La relación entre la Confederación General del Trabajo (CGT) y el gobierno nacional continúa distante. El diputado Omar Plaini –integrante del círculo íntimo del líder cegetista, Hugo Moyano– aseguró ayer que la central obrera va “a insistir con la agenda planteada” hasta el momento y que generó algunos cortocircuitos con Balcarce 50. Igualmente destacó que, “pese a las diferencias”, esto no implicaba que “no estemos comprometidos con el proyecto iniciado en 2003”.

“Creemos que los sectores concentrados de la economía son los que tendrían que hacer el gran aporte. Esperamos que el Gobierno lo haga porque profundizar el modelo significa más igualdad, equidad y empoderar a la clase trabajadora”, señaló el titular del gremio de los canillitas, aludiendo a la etapa que se inició con el segundo mandato de la presidenta Cristina Fernández de Kirchner. La cúpula cegetista mantiene firme el reclamo de la suba del mínimo no imponible de Ganancias, el aumento de las asignaciones familiares y una ley que establezca el reparto de las ganancias de las empresas con los trabajadores.

La relación entre la CGT y el gobierno nacional se fue desgastando en los últimos tiempos.

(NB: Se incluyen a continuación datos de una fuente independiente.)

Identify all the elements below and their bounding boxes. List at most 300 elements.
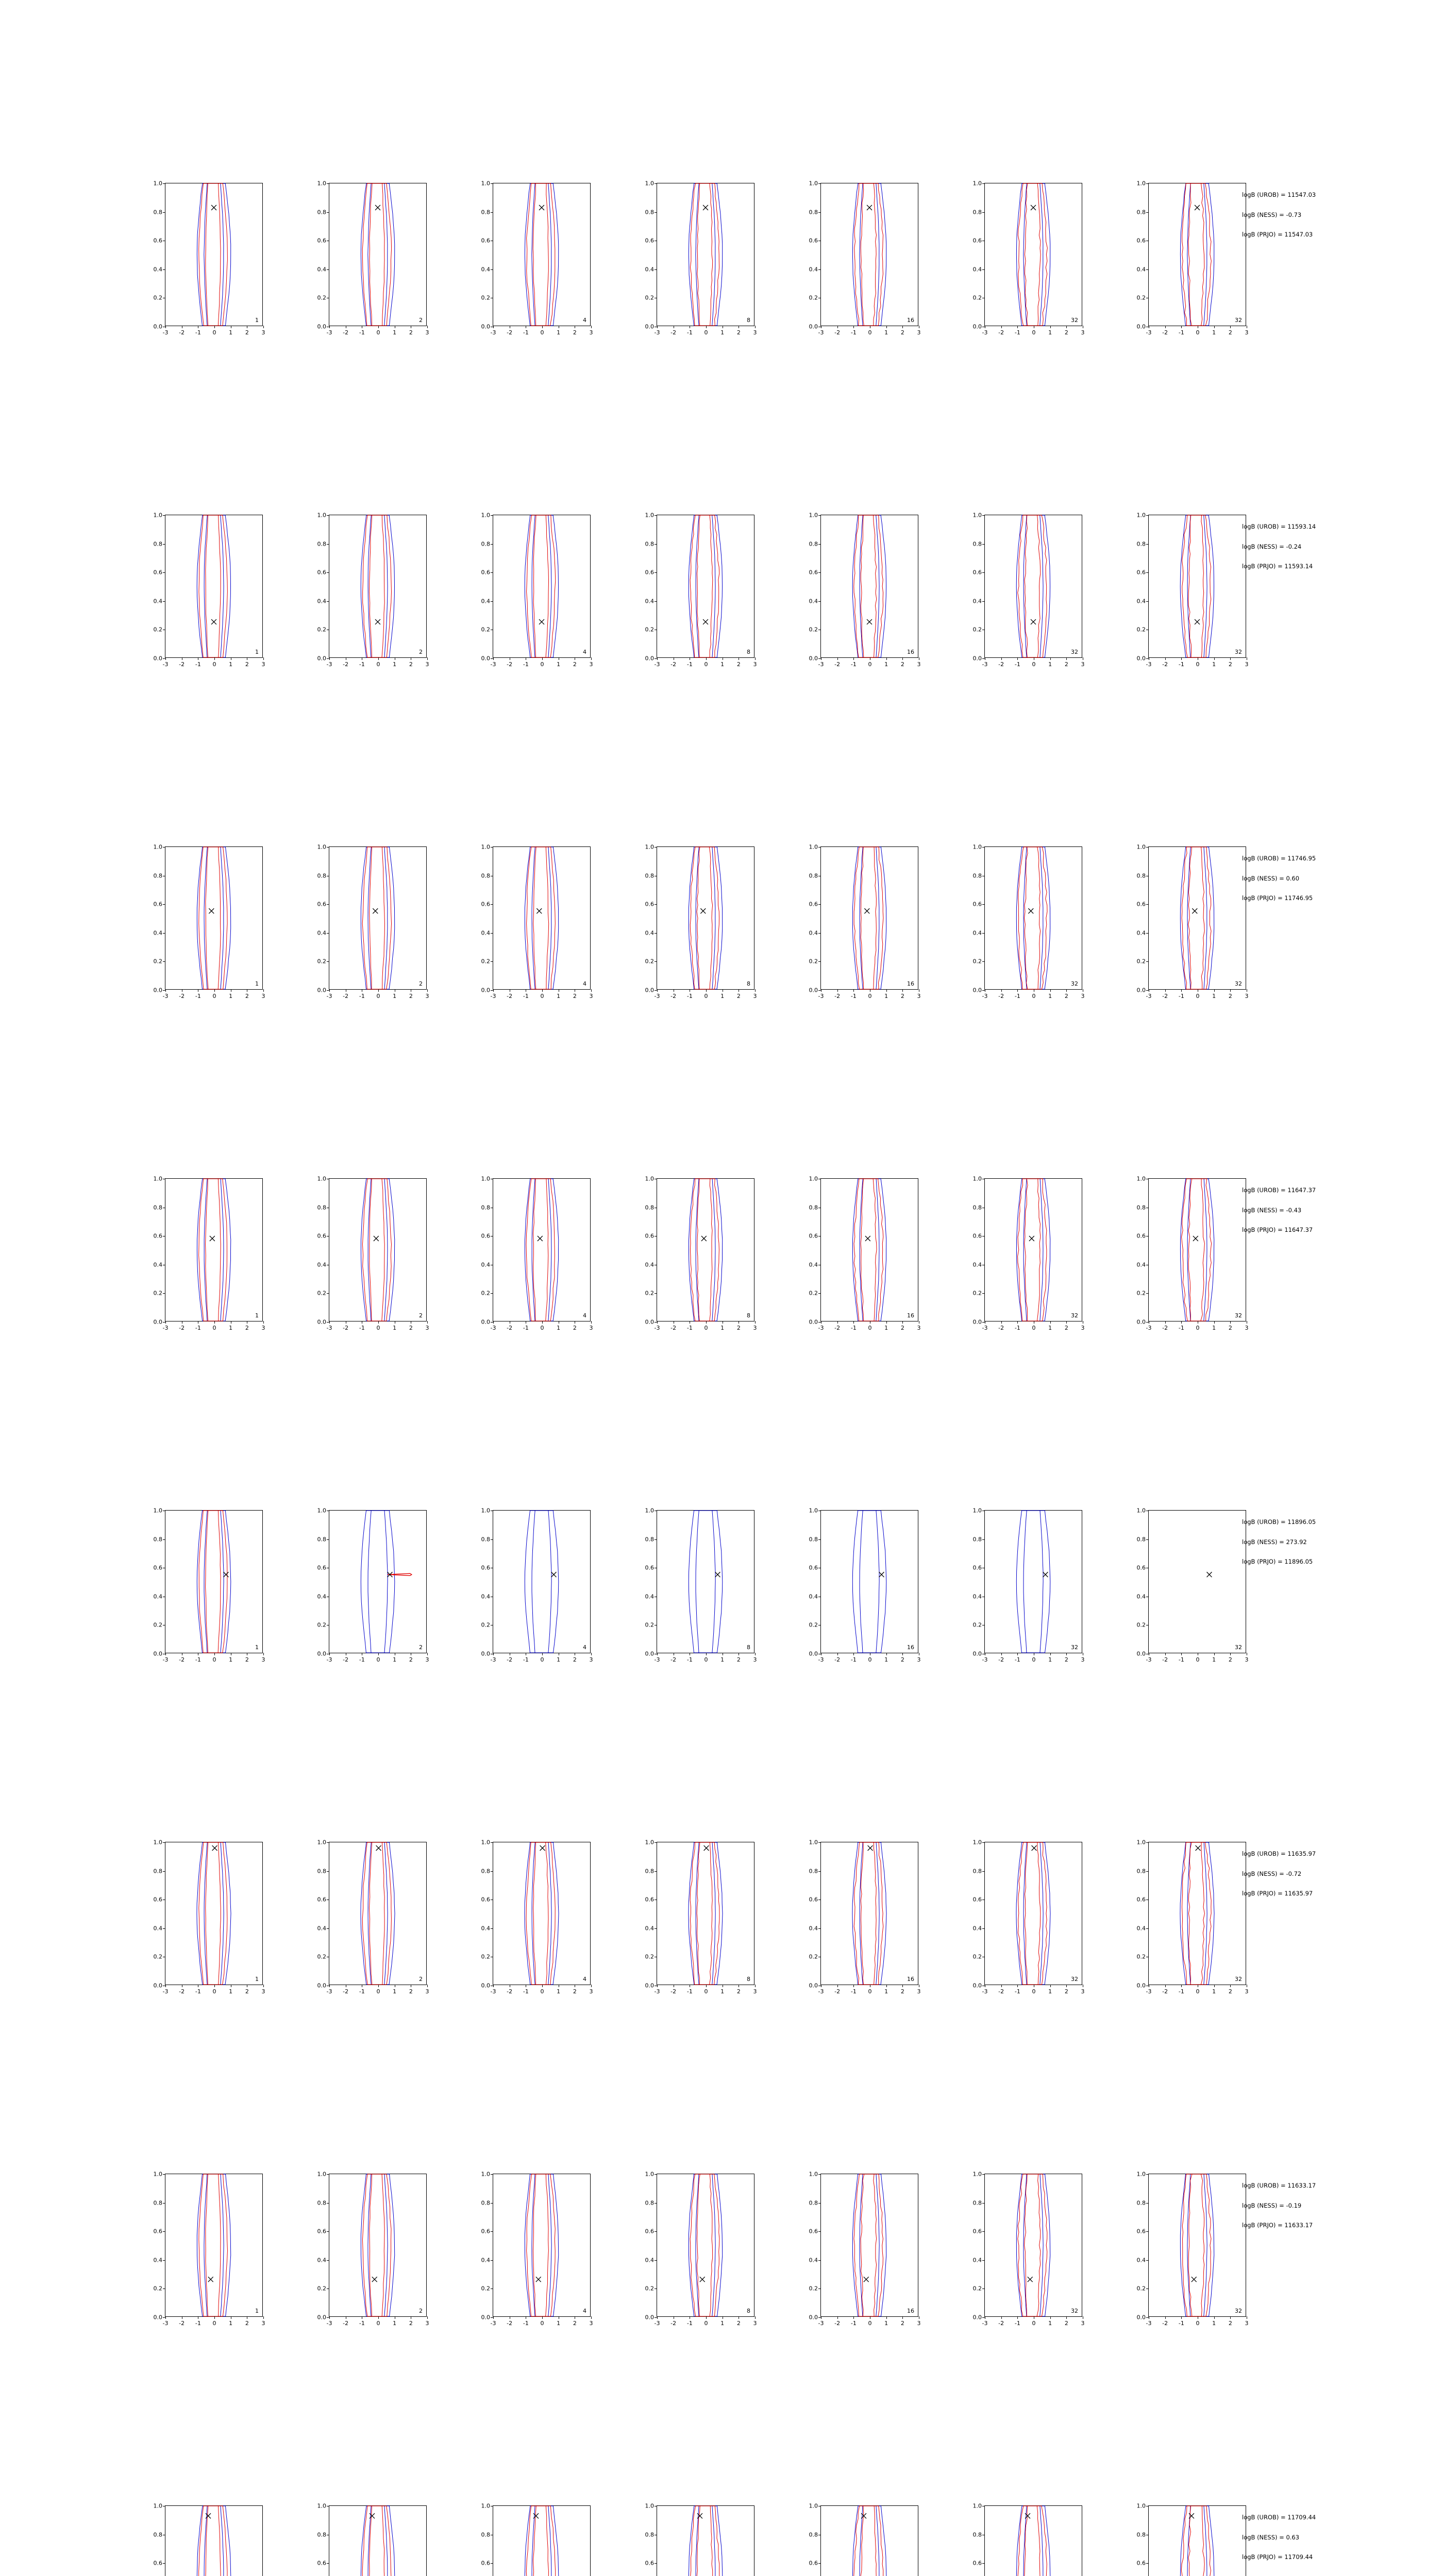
x-tick-label: 0 [540, 1656, 544, 1663]
y-tick-label: 0.6 [317, 1564, 326, 1571]
x-tick-label: -2 [998, 661, 1004, 668]
x-tick-label: -3 [490, 329, 496, 336]
x-tick-label: -3 [654, 1988, 660, 1995]
x-tick-mark [1050, 2316, 1051, 2319]
x-tick-label: -3 [654, 993, 660, 999]
x-tick-mark [1001, 657, 1002, 660]
y-tick-label: 0.8 [153, 1868, 162, 1875]
reference-contour [689, 515, 722, 657]
y-tick-label: 1.0 [972, 1839, 982, 1846]
y-tick-label: 0.6 [972, 901, 982, 908]
y-tick-label: 1.0 [809, 1175, 818, 1182]
y-tick-label: 0.2 [645, 2285, 654, 2292]
truth-marker-x [1029, 1236, 1034, 1241]
x-tick-label: 3 [1245, 1988, 1249, 1995]
panel-thinning-label: 4 [583, 980, 586, 987]
panel-thinning-label: 1 [255, 1644, 259, 1651]
y-tick-mark [491, 904, 493, 905]
y-tick-label: 1.0 [153, 843, 162, 851]
y-tick-label: 0.2 [1136, 1290, 1146, 1297]
x-tick-mark [493, 657, 494, 660]
y-tick-label: 0.0 [317, 1982, 326, 1989]
y-tick-label: 0.4 [1136, 2257, 1146, 2264]
contour-panel [1136, 1839, 1249, 1995]
truth-marker-x [1207, 1572, 1212, 1577]
contour-panel [153, 1839, 265, 1995]
x-tick-label: -3 [326, 661, 332, 668]
x-tick-label: -2 [1162, 661, 1168, 668]
x-tick-label: -1 [359, 993, 365, 999]
x-tick-label: -2 [343, 1656, 349, 1663]
contour-panel [809, 2171, 921, 2327]
estimate-contour [206, 515, 221, 657]
y-tick-label: 0.6 [1136, 237, 1146, 244]
y-tick-label: 0.6 [645, 569, 654, 576]
y-tick-label: 0.8 [317, 209, 326, 216]
x-tick-label: 2 [736, 1656, 741, 1663]
stat-line: logB (PRJO) = 11593.14 [1242, 563, 1313, 570]
stat-line: logB (UROB) = 11593.14 [1242, 523, 1316, 530]
y-tick-label: 0.0 [809, 2314, 818, 2321]
x-tick-label: 1 [393, 661, 397, 668]
x-tick-label: -1 [1178, 1656, 1184, 1663]
x-tick-label: 1 [393, 329, 397, 336]
y-tick-label: 1.0 [1136, 2502, 1146, 2510]
y-tick-label: 0.6 [809, 1232, 818, 1240]
x-tick-mark [1214, 2316, 1215, 2319]
x-tick-mark [755, 2316, 756, 2319]
x-tick-mark [886, 1653, 887, 1655]
y-tick-mark [163, 2231, 165, 2232]
y-tick-mark [982, 1928, 985, 1929]
panel-row [153, 1175, 1316, 1344]
stat-line: logB (PRJO) = 11647.37 [1242, 1226, 1313, 1233]
x-tick-mark [591, 657, 592, 660]
x-tick-mark [165, 326, 166, 328]
x-tick-mark [853, 657, 854, 660]
y-tick-label: 0.0 [317, 1318, 326, 1326]
estimate-contour [854, 1842, 883, 1985]
reference-contour [1180, 1179, 1214, 1321]
x-tick-label: -2 [834, 1325, 841, 1331]
estimate-contour [1025, 183, 1041, 326]
estimate-contour [533, 1842, 548, 1985]
x-tick-mark [1165, 1985, 1166, 1987]
y-tick-mark [1146, 1842, 1149, 1843]
panel-thinning-label: 32 [1235, 1644, 1242, 1651]
y-tick-label: 0.4 [153, 929, 162, 937]
panel-axes [317, 2171, 429, 2327]
x-tick-label: -3 [1146, 1656, 1152, 1663]
y-tick-label: 0.8 [481, 2531, 490, 2538]
x-tick-label: -3 [982, 1325, 988, 1331]
estimate-contour [861, 847, 876, 989]
x-tick-mark [427, 326, 428, 328]
x-tick-label: 3 [425, 1325, 429, 1331]
panel-thinning-label: 4 [583, 317, 586, 324]
estimate-contour [199, 2506, 227, 2576]
x-tick-label: 1 [720, 1988, 725, 1995]
panel-axes [645, 180, 757, 336]
panel-row [153, 2171, 1316, 2340]
x-tick-mark [378, 1653, 379, 1655]
truth-marker-x [209, 908, 214, 913]
reference-contour [197, 1842, 231, 1985]
y-tick-mark [818, 1842, 821, 1843]
y-tick-label: 0.6 [481, 1896, 490, 1903]
y-tick-label: 1.0 [1136, 180, 1146, 187]
x-tick-mark [657, 657, 658, 660]
y-tick-label: 0.8 [809, 872, 818, 879]
estimate-contour [533, 183, 548, 326]
y-tick-label: 0.0 [809, 1982, 818, 1989]
y-tick-label: 0.6 [809, 2560, 818, 2567]
x-tick-label: -2 [343, 329, 349, 336]
x-tick-mark [378, 989, 379, 992]
y-tick-label: 0.6 [481, 1232, 490, 1240]
x-tick-label: 2 [1064, 1988, 1068, 1995]
y-tick-mark [655, 961, 657, 962]
reference-contour [1187, 2506, 1207, 2576]
y-tick-mark [491, 1539, 493, 1540]
y-tick-label: 0.2 [645, 958, 654, 965]
x-tick-label: 3 [261, 1325, 265, 1331]
x-tick-mark [853, 1985, 854, 1987]
x-tick-mark [755, 657, 756, 660]
reference-contour [368, 1511, 388, 1653]
x-tick-mark [902, 1321, 903, 1324]
estimate-contour [854, 2174, 883, 2316]
x-tick-label: -2 [1162, 1988, 1168, 1995]
y-tick-mark [1146, 2563, 1149, 2564]
x-tick-label: 0 [868, 1656, 872, 1663]
x-tick-label: -3 [1146, 2320, 1152, 2327]
y-tick-label: 0.4 [317, 266, 326, 273]
x-tick-mark [378, 1321, 379, 1324]
y-tick-mark [163, 2563, 165, 2564]
y-tick-label: 1.0 [481, 1175, 490, 1182]
estimate-contour [370, 1179, 384, 1321]
contour-panel [809, 1175, 921, 1331]
x-tick-label: 0 [376, 329, 380, 336]
x-tick-mark [837, 989, 838, 992]
x-tick-label: 2 [573, 1988, 577, 1995]
contour-panel [645, 1507, 757, 1663]
x-tick-label: -1 [359, 2320, 365, 2327]
reference-contour [852, 1511, 886, 1653]
y-tick-label: 0.4 [809, 1925, 818, 1932]
x-tick-label: -2 [343, 661, 349, 668]
truth-marker-x [208, 2277, 213, 2282]
y-tick-mark [982, 544, 985, 545]
y-tick-label: 1.0 [972, 843, 982, 851]
y-tick-label: 0.0 [153, 655, 162, 662]
reference-contour [852, 1179, 886, 1321]
reference-contour [689, 2174, 722, 2316]
y-tick-label: 0.0 [972, 655, 982, 662]
y-tick-label: 0.6 [317, 2228, 326, 2235]
x-tick-mark [1066, 1653, 1067, 1655]
x-tick-label: 3 [261, 661, 265, 668]
y-tick-label: 0.2 [153, 1290, 162, 1297]
reference-contour [1016, 1179, 1050, 1321]
y-tick-mark [1146, 601, 1149, 602]
panel-axes [481, 843, 593, 999]
x-tick-label: 1 [393, 1325, 397, 1331]
y-tick-label: 0.6 [645, 237, 654, 244]
x-tick-label: -2 [998, 329, 1004, 336]
y-tick-label: 1.0 [972, 1507, 982, 1514]
y-tick-mark [818, 515, 821, 516]
estimate-contour [690, 2174, 719, 2316]
y-tick-label: 0.0 [1136, 323, 1146, 330]
y-tick-label: 0.6 [809, 2228, 818, 2235]
x-tick-label: -2 [998, 1656, 1004, 1663]
panel-thinning-label: 2 [419, 649, 423, 655]
y-tick-mark [655, 212, 657, 213]
y-tick-label: 0.6 [1136, 2228, 1146, 2235]
y-tick-label: 0.6 [972, 1896, 982, 1903]
estimate-contour [690, 515, 719, 657]
x-tick-label: -1 [1014, 1656, 1020, 1663]
estimate-contour [1018, 1842, 1047, 1985]
contour-panel [1136, 2502, 1246, 2576]
reference-contour [361, 2506, 395, 2576]
y-tick-mark [655, 1539, 657, 1540]
x-tick-label: 0 [376, 1988, 380, 1995]
y-tick-label: 0.2 [809, 958, 818, 965]
x-tick-label: -1 [359, 661, 365, 668]
y-tick-label: 0.2 [972, 1621, 982, 1629]
x-tick-mark [1214, 1321, 1215, 1324]
x-tick-mark [1001, 1985, 1002, 1987]
y-tick-mark [655, 1928, 657, 1929]
y-tick-mark [491, 1928, 493, 1929]
x-tick-label: 2 [1228, 661, 1232, 668]
x-tick-label: 1 [557, 329, 561, 336]
x-tick-label: -1 [195, 1988, 201, 1995]
x-tick-label: 2 [1064, 2320, 1068, 2327]
x-tick-label: 3 [589, 993, 593, 999]
y-tick-mark [818, 2231, 821, 2232]
y-tick-label: 0.2 [645, 1290, 654, 1297]
x-tick-mark [755, 1653, 756, 1655]
y-tick-mark [982, 2174, 985, 2175]
panel-axes [153, 1175, 265, 1331]
panel-axes [153, 1839, 265, 1995]
x-tick-mark [165, 1653, 166, 1655]
x-tick-mark [591, 989, 592, 992]
y-tick-mark [327, 515, 329, 516]
x-tick-label: 0 [704, 1656, 708, 1663]
y-tick-label: 0.6 [972, 1564, 982, 1571]
truth-marker-x [224, 1572, 229, 1577]
estimate-contour [362, 2174, 391, 2316]
x-tick-mark [263, 657, 264, 660]
y-tick-label: 0.8 [317, 540, 326, 548]
y-tick-label: 0.8 [972, 209, 982, 216]
y-tick-mark [1146, 1293, 1149, 1294]
y-tick-mark [818, 1539, 821, 1540]
x-tick-label: 1 [229, 2320, 233, 2327]
estimate-contour [690, 2506, 719, 2576]
stat-line: logB (UROB) = 11633.17 [1242, 2182, 1316, 2189]
y-tick-mark [818, 1871, 821, 1872]
x-tick-label: 0 [376, 661, 380, 668]
x-tick-label: 0 [868, 329, 872, 336]
y-tick-label: 0.0 [972, 323, 982, 330]
x-tick-label: -1 [195, 661, 201, 668]
y-tick-label: 0.8 [1136, 209, 1146, 216]
y-tick-mark [982, 269, 985, 270]
x-tick-mark [493, 1321, 494, 1324]
y-tick-mark [982, 961, 985, 962]
x-tick-label: -1 [686, 329, 693, 336]
contour-panel [1136, 2171, 1249, 2327]
x-tick-label: 0 [212, 1988, 216, 1995]
truth-marker-x [704, 1845, 709, 1851]
x-tick-label: 0 [1032, 2320, 1036, 2327]
y-tick-mark [655, 544, 657, 545]
x-tick-mark [329, 657, 330, 660]
y-tick-label: 0.8 [645, 1536, 654, 1543]
contour-panel [153, 1175, 265, 1331]
y-tick-mark [491, 2260, 493, 2261]
x-tick-label: -2 [507, 661, 513, 668]
y-tick-label: 0.4 [645, 266, 654, 273]
y-tick-mark [982, 847, 985, 848]
x-tick-label: -3 [982, 1656, 988, 1663]
x-tick-mark [214, 326, 215, 328]
y-tick-label: 0.0 [645, 655, 654, 662]
panel-thinning-label: 8 [747, 2308, 750, 2314]
y-tick-label: 0.8 [481, 540, 490, 548]
x-tick-label: 3 [425, 661, 429, 668]
y-tick-mark [1146, 544, 1149, 545]
x-tick-mark [214, 1985, 215, 1987]
y-tick-label: 0.6 [809, 901, 818, 908]
estimate-contour [1188, 1842, 1204, 1985]
truth-marker-x [1031, 205, 1036, 210]
x-tick-label: -2 [998, 1325, 1004, 1331]
x-tick-mark [886, 989, 887, 992]
y-tick-label: 0.4 [317, 1261, 326, 1268]
x-tick-label: -1 [686, 993, 693, 999]
x-tick-label: 2 [409, 2320, 413, 2327]
x-tick-mark [1165, 2316, 1166, 2319]
y-tick-label: 1.0 [317, 1839, 326, 1846]
y-tick-mark [491, 601, 493, 602]
y-tick-mark [327, 2174, 329, 2175]
x-tick-label: 0 [704, 1325, 708, 1331]
panel-axes [1136, 512, 1249, 668]
x-tick-label: -2 [670, 1988, 677, 1995]
x-tick-label: -3 [162, 661, 169, 668]
stat-line: logB (UROB) = 11635.97 [1242, 1850, 1316, 1857]
y-tick-label: 0.8 [645, 2531, 654, 2538]
x-tick-label: 1 [229, 329, 233, 336]
y-tick-label: 0.4 [972, 929, 982, 937]
x-tick-label: -3 [1146, 993, 1152, 999]
x-tick-label: 2 [900, 329, 904, 336]
stat-line: logB (PRJO) = 11896.05 [1242, 1558, 1313, 1565]
x-tick-mark [427, 1321, 428, 1324]
y-tick-label: 0.4 [153, 1925, 162, 1932]
y-tick-mark [163, 2174, 165, 2175]
x-tick-mark [1066, 1985, 1067, 1987]
y-tick-label: 0.2 [1136, 958, 1146, 965]
y-tick-label: 1.0 [645, 1175, 654, 1182]
stat-line: logB (UROB) = 11709.44 [1242, 2514, 1316, 2521]
y-tick-mark [163, 572, 165, 573]
truth-marker-x [375, 205, 380, 210]
x-tick-label: 3 [425, 329, 429, 336]
y-tick-mark [327, 847, 329, 848]
y-tick-label: 0.6 [317, 2560, 326, 2567]
truth-marker-x [212, 1845, 217, 1851]
contour-panel [317, 1175, 429, 1331]
x-tick-label: -1 [850, 993, 857, 999]
y-tick-label: 0.0 [481, 987, 490, 994]
y-tick-label: 0.8 [481, 2199, 490, 2207]
truth-marker-x [715, 1572, 720, 1577]
y-tick-label: 0.4 [972, 1261, 982, 1268]
reference-contour [1016, 183, 1050, 326]
y-tick-label: 0.6 [153, 2560, 162, 2567]
y-tick-label: 0.4 [317, 2257, 326, 2264]
truth-marker-x [868, 1845, 873, 1851]
contour-panel [972, 1507, 1085, 1663]
panel-axes [1136, 1507, 1249, 1663]
y-tick-label: 0.8 [1136, 1204, 1146, 1211]
y-tick-label: 1.0 [1136, 1507, 1146, 1514]
panel-thinning-label: 16 [907, 980, 914, 987]
x-tick-mark [1165, 1653, 1166, 1655]
x-tick-mark [214, 1653, 215, 1655]
y-tick-label: 0.2 [153, 2285, 162, 2292]
y-tick-label: 1.0 [972, 2171, 982, 2178]
y-tick-label: 1.0 [317, 180, 326, 187]
x-tick-mark [657, 326, 658, 328]
y-tick-label: 1.0 [645, 180, 654, 187]
x-tick-label: 1 [229, 1325, 233, 1331]
y-tick-mark [655, 2231, 657, 2232]
y-tick-label: 0.6 [317, 901, 326, 908]
y-tick-label: 0.0 [317, 1650, 326, 1657]
x-tick-mark [542, 657, 543, 660]
x-tick-label: 2 [900, 1325, 904, 1331]
x-tick-label: 2 [245, 993, 249, 999]
estimate-contour [1188, 183, 1204, 326]
estimate-contour [1025, 847, 1041, 989]
contour-panel [481, 1839, 593, 1995]
y-tick-mark [982, 2260, 985, 2261]
x-tick-label: -2 [179, 1325, 185, 1331]
estimate-contour [697, 183, 713, 326]
y-tick-mark [327, 961, 329, 962]
x-tick-mark [165, 657, 166, 660]
y-tick-label: 0.2 [317, 958, 326, 965]
estimate-contour [206, 847, 221, 989]
y-tick-label: 0.8 [809, 1868, 818, 1875]
y-tick-label: 0.8 [1136, 1536, 1146, 1543]
y-tick-label: 0.4 [481, 598, 490, 605]
panel-axes [645, 1507, 757, 1663]
estimate-contour [526, 1179, 555, 1321]
x-tick-mark [1066, 989, 1067, 992]
y-tick-mark [982, 2231, 985, 2232]
contour-panel [809, 180, 921, 336]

Más que con la CGT fue con el secretario general de los camioneros, Hugo Moyano, que a la par lanzó su propio proyecto político, generando resquemores en el kirchnerismo. El distanciamiento entre la Presidenta y el gremialista se acrecentó a la hora de cerrar las listas de candidatos a diputados para las últimas elecciones, donde los seguidores de Moyano tuvieron una magra participación: sólo el secretario general de los trabajadores de peajes y líder de la Juventud Sindical, Facundo Moyano, fue incluido en el listado de la provincia de Buenos Aires. El punto más alto del entredicho fue el acto del día del camionero en la cancha de Huracán, el 15 de diciembre pasado, donde Moyano renunció a sus cargos en el Partido Justicialista y destacó en su discurso que “los trabajadores no extorsionamos, no chantajeamos, sólo reclamamos lo que nos corresponde”, respondiendo a la Presidenta que, en su mensaje al asumir su segundo mandato, había hecho referencia a las formas de negociación y de reclamo de sindicatos y empresarios.

El derrotero entre gremialistas y Gobierno también tiene de fondo las negociaciones paritarias que este año aparecen más difíciles de encarar. El líder de la CGT “no puede llegar golpeado ni disminuido a las paritarias. El gobierno envió muchos mensajes al empresariado, y se muestra distante de los trabajadores”, señaló a Página/12 un dirigente gremial. A esto se suma que en junio vence el mandato de Moyano al frente de la CGT y las internas dentro de la central obrera están a la orden del día, promovidas por el sector de “los Gordos” que aprovechan la situación para atacar al camionero.

“La relación con Moyano sigue en el mismo lugar que donde estaba, con poco movimiento por ahora”, confió a este diario una fuente de Casa Rosada. El contacto entre ambos sectores es escaso y por vías alternativas y extraoficiales; además, la recuperación de Fernández de Kirchner de la operación de tiroides dejó en stand by el entuerto. Plaini reconoció que la CGT “ha tenido miradas distintas y diferencias” con algunas decisiones tomadas por el Gobierno “en muchos aspectos”, pero aclaró que eso no quería decir que “no tengamos un compromiso con este proyecto que comenzó en 2003” durante la presidencia de Néstor Kirchner.